New Sheffield community basketball arena 'could be built by September 2019'
The construction team hoping to build a community basketball area in Sheffield have confirmed to council bosses it can be built in time to fulfil its obligation of providing sports facilities to school children near the site.
Sheffield Sharks were given one month to finalise a financial plan which would enable to an area on the Olympic Legacy Park by Sheffield Council last month.
The council is under pressure to be able to provide students with facilities by September 2019, when secondary pupils are due to join primary children at Oasis Academy Don Valley and its Cabinet approved alternative proposals to provide provision at the English Institute of Sport.

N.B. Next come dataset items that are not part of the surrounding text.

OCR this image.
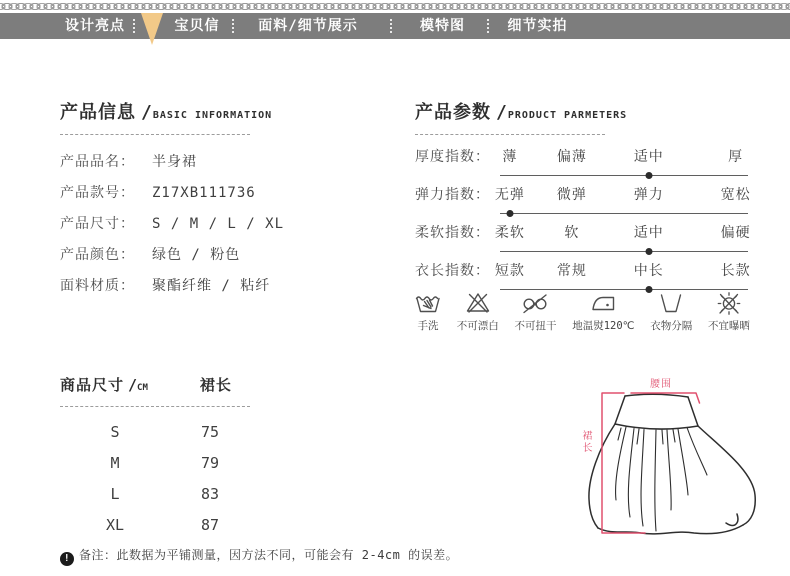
设计亮点	宝贝信息
面料/细节展示	模特图	细节实拍
产品信息 /BASIC INFORMATION
产品品名： 半身裙
产品款号： Z17XB111736
产品尺寸： S / M / L / XL
产品颜色： 绿色 / 粉色
面料材质： 聚酯纤维 / 粘纤
产品参数 /PRODUCT PARMETERS
厚度指数： 薄	偏薄	适中	厚
弹力指数： 无弹 微弹	弹力	宽松
柔软指数： 柔软	软	适中	偏硬
衣长指数： 短款 常规	中长	长款
手洗 不可漂白 不可扭干 地温熨120℃ 衣物分隔 不宜曝晒
商品尺寸 /CM	裙长
S	75
M	79
L	83
XL	87
! 备注：此数据为平铺测量，因方法不同，可能会有 2-4cm 的误差。
腰围
裙长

But Sharks, together with Park Community Arena Ltd, have now written to the council making them aware that its construction team can have it built by that date - subject to final verification of a bank loan.
Sarah Backovic, Sharks' managing director, said: "We have responded positively to all of the points in the cabinet meeting report. In terms of the construction, our team has confirmed that this build can be built by September 2019 so we are now a viable option for the council.

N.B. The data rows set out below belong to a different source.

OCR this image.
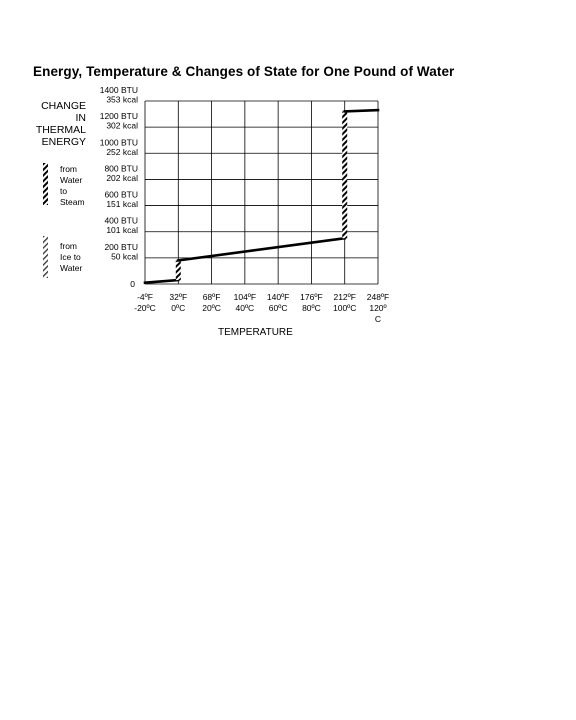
Energy, Temperature & Changes of State for One Pound of Water
CHANGE
IN
THERMAL
ENERGY
from
Water
to
Steam
from
Ice to
Water
TEMPERATURE
0
200 BTU
50 kcal
400 BTU
101 kcal
600 BTU
151 kcal
800 BTU
202 kcal
1000 BTU
252 kcal
1200 BTU
302 kcal
1400 BTU
353 kcal
-4ºF
-20ºC
32ºF
0ºC
68ºF
20ºC
104ºF
40ºC
140ºF
60ºC
176ºF
80ºC
212ºF
100ºC
248ºF
120º
C
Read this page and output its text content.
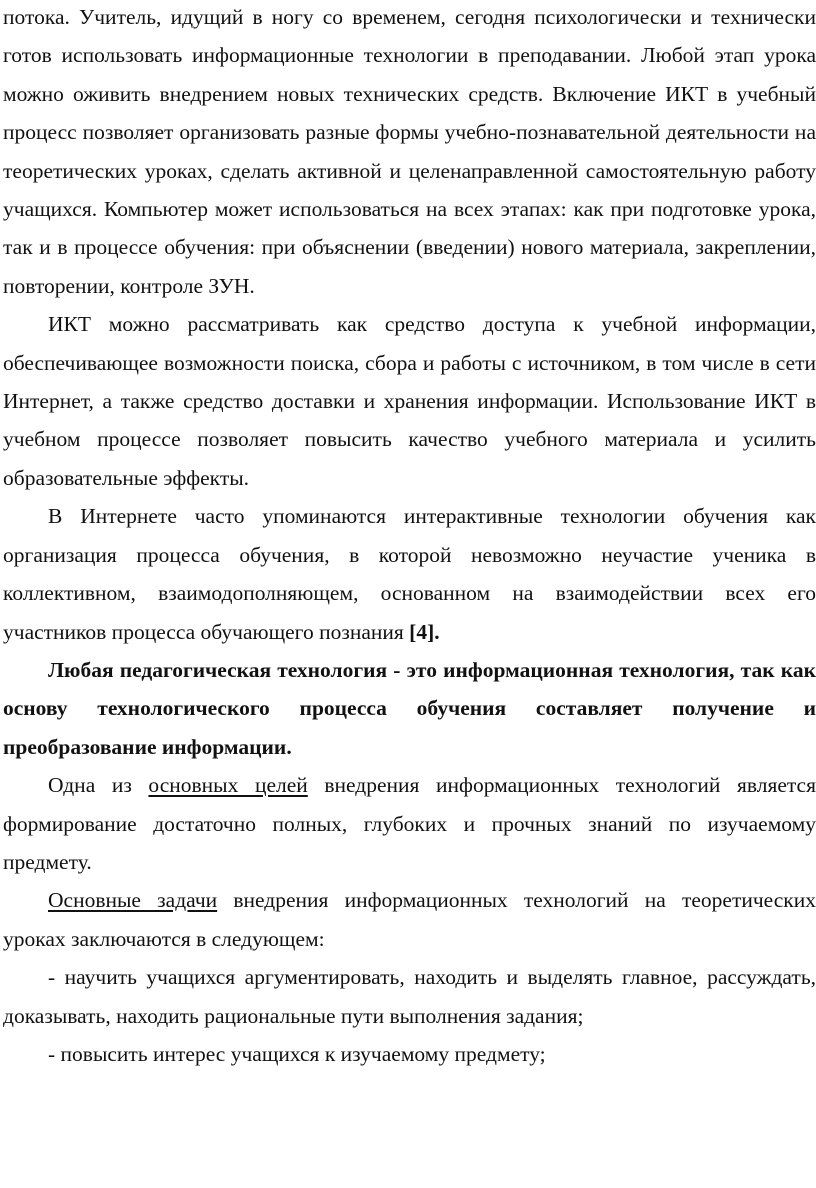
потока. Учитель, идущий в ногу со временем, сегодня психологически и технически готов использовать информационные технологии в преподавании. Любой этап урока можно оживить внедрением новых технических средств. Включение ИКТ в учебный процесс позволяет организовать разные формы учебно-познавательной деятельности на теоретических уроках, сделать активной и целенаправленной самостоятельную работу учащихся. Компьютер может использоваться на всех этапах: как при подготовке урока, так и в процессе обучения: при объяснении (введении) нового материала, закреплении, повторении, контроле ЗУН.

ИКТ можно рассматривать как средство доступа к учебной информации, обеспечивающее возможности поиска, сбора и работы с источником, в том числе в сети Интернет, а также средство доставки и хранения информации. Использование ИКТ в учебном процессе позволяет повысить качество учебного материала и усилить образовательные эффекты.

В Интернете часто упоминаются интерактивные технологии обучения как организация процесса обучения, в которой невозможно неучастие ученика в коллективном, взаимодополняющем, основанном на взаимодействии всех его участников процесса обучающего познания [4].

Любая педагогическая технология - это информационная технология, так как основу технологического процесса обучения составляет получение и преобразование информации.

Одна из основных целей внедрения информационных технологий является формирование достаточно полных, глубоких и прочных знаний по изучаемому предмету.

Основные задачи внедрения информационных технологий на теоретических уроках заключаются в следующем:

- научить учащихся аргументировать, находить и выделять главное, рассуждать, доказывать, находить рациональные пути выполнения задания;

- повысить интерес учащихся к изучаемому предмету;
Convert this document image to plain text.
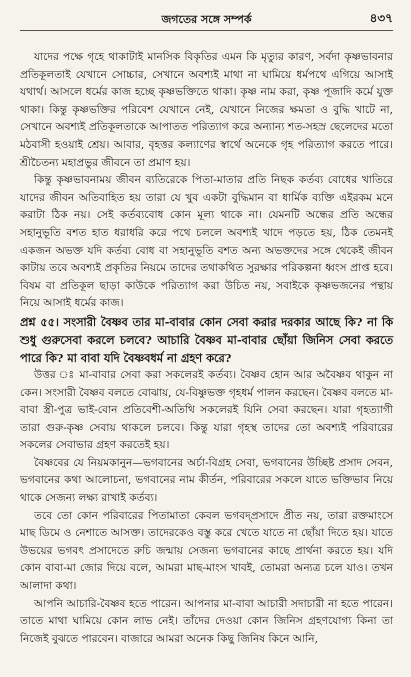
জগতের সঙ্গে সম্পর্ক	৪৩৭

যাদের পক্ষে গৃহে থাকাটাই মানসিক বিকৃতির এমন কি মৃত্যুর কারণ, সর্বদা কৃষ্ণভাবনার প্রতিকূলতাই যেখানে সোচ্চার, সেখানে অবশ্যই মাথা না ঘামিয়ে ধর্মপথে এগিয়ে আসাই যথার্থ। আসলে ধর্মের কাজ হচ্ছে কৃষ্ণভক্তিতে থাকা। কৃষ্ণ নাম করা, কৃষ্ণ পূজাদি কর্মে যুক্ত থাকা। কিন্তু কৃষ্ণভক্তির পরিবেশ যেখানে নেই, যেখানে নিজের ক্ষমতা ও বুদ্ধি খাটে না, সেখানে অবশ্যই প্রতিকূলতাকে আপাতত পরিত্যাগ করে অন্যান্য শত-সহস্র ছেলেদের মতো মঠবাসী হওয়াই শ্রেয়। আবার, বৃহত্তর কল্যাণের স্বার্থে অনেকে গৃহ পরিত্যাগ করতে পারে। শ্রীচৈতন্য মহাপ্রভুর জীবনে তা প্রমাণ হয়।

কিন্তু কৃষ্ণভাবনাময় জীবন ব্যতিরেকে পিতা-মাতার প্রতি নিছক কর্তব্য বোধের খাতিরে যাদের জীবন অতিবাহিত হয় তারা যে খুব একটা বুদ্ধিমান বা ধার্মিক ব্যক্তি এইরকম মনে করাটা ঠিক নয়। সেই কর্তব্যবোধ কোন মূল্য থাকে না। যেমনটি অন্ধের প্রতি অন্ধের সহানুভূতি বশত হাত ধরাধরি করে পথে চললে অবশ্যই খাদে পড়তে হয়, ঠিক তেমনই একজন অভক্ত যদি কর্তব্য বোধ বা সহানুভূতি বশত অন্য অভক্তদের সঙ্গে থেকেই জীবন কাটায় তবে অবশ্যই প্রকৃতির নিয়মে তাদের তথাকথিত সুরক্ষার পরিকল্পনা ধ্বংস প্রাপ্ত হবে। বিষম বা প্রতিকূল ছাড়া কাউকে পরিত্যাগ করা উচিত নয়, সবাইকে কৃষ্ণভজনের পন্থায় নিয়ে আসাই ধর্মের কাজ।

প্রশ্ন ৫৫। সংসারী বৈষ্ণব তার মা-বাবার কোন সেবা করার দরকার আছে কি? না কি শুধু গুরুসেবা করলে চলবে? আচারি বৈষ্ণব মা-বাবার ছোঁয়া জিনিস সেবা করতে পারে কি? মা বাবা যদি বৈষ্ণবধর্ম না গ্রহণ করে?

উত্তর ঃ মা-বাবার সেবা করা সকলেরই কর্তব্য। বৈষ্ণব হোন আর অবৈষ্ণব থাকুন না কেন। সংসারী বৈষ্ণব বলতে বোঝায়, যে-বিষ্ণুভক্ত গৃহধর্ম পালন করছেন। বৈষ্ণব বলতে মা-বাবা স্ত্রী-পুত্র ভাই-বোন প্রতিবেশী-অতিথি সকলেরই যিনি সেবা করছেন। যারা গৃহত্যাগী তারা গুরু-কৃষ্ণ সেবায় থাকলে চলবে। কিন্তু যারা গৃহস্থ তাদের তো অবশ্যই পরিবারের সকলের সেবাভার গ্রহণ করতেই হয়।

বৈষ্ণবের যে নিয়মকানুন—ভগবানের অর্চা-বিগ্রহ সেবা, ভগবানের উচ্ছিষ্ট প্রসাদ সেবন, ভগবানের কথা আলোচনা, ভগবানের নাম কীর্তন, পরিবারের সকলে যাতে ভক্তিভাব নিয়ে থাকে সেজন্য লক্ষ্য রাখাই কর্তব্য।

তবে তো কোন পরিবারের পিতামাতা কেবল ভগবদ্প্রসাদে প্রীত নয়, তারা রক্তমাংসে মাছ ডিমে ও নেশাতে আসক্ত। তাদেরকেও বস্তু করে খেতে যাতে না ছোঁয়া দিতে হয়। যাতে উভয়ের ভগবৎ প্রসাদেতে রুচি জন্মায় সেজন্য ভগবানের কাছে প্রার্থনা করতে হয়। যদি কোন বাবা-মা জোর দিয়ে বলে, আমরা মাছ-মাংস খাবই, তোমরা অন্যত্র চলে যাও। তখন আলাদা কথা।

আপনি আচারি-বৈষ্ণব হতে পারেন। আপনার মা-বাবা আচারী সদাচারী না হতে পারেন। তাতে মাথা ঘামিয়ে কোন লাভ নেই। তাঁদের দেওয়া কোন জিনিস গ্রহণযোগ্য কিনা তা নিজেই বুঝতে পারবেন। বাজারে আমরা অনেক কিছু জিনিষ কিনে আনি,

"If all matters can be finalised by the end of September then we can complete it by next September."
If the bank loan is approved, Sharks then hope to obtain the rest of the funding from the council as a loan.
Ms Backovic said: "We are very keen to have that facility and we don't see ourselves as competing with the EIS because it's a completely different facility to ours.
"The arena would be a community facility for the community, who can use it at an affordable rate for secondary sports such as basketball. The arena will really be a community facility and that's why we want to make it happen."
Speaking after the meeting last month, council chief executive John Mothersole said: “Cabinet has agreed to officers’ recommendations to proceed with the EISS option.
“But if, within four weeks, PCA can secure confirmed bank finances; can give legal guarantees to the school; can show a business plan which can support the relevant interest rates; and can confirm their ability to be ready for the school in September 2019, then the council will consider re-evaluating the options.
“If we move forward with EISS then change the decision there will be aborted costs and the council will have to face up to these and deal with it.
“But we need to stop talking and get a decision made. It’s about moving forward for the sake of the school while accepting the PCA option may firm up more. The ball is now in their court to make progress.”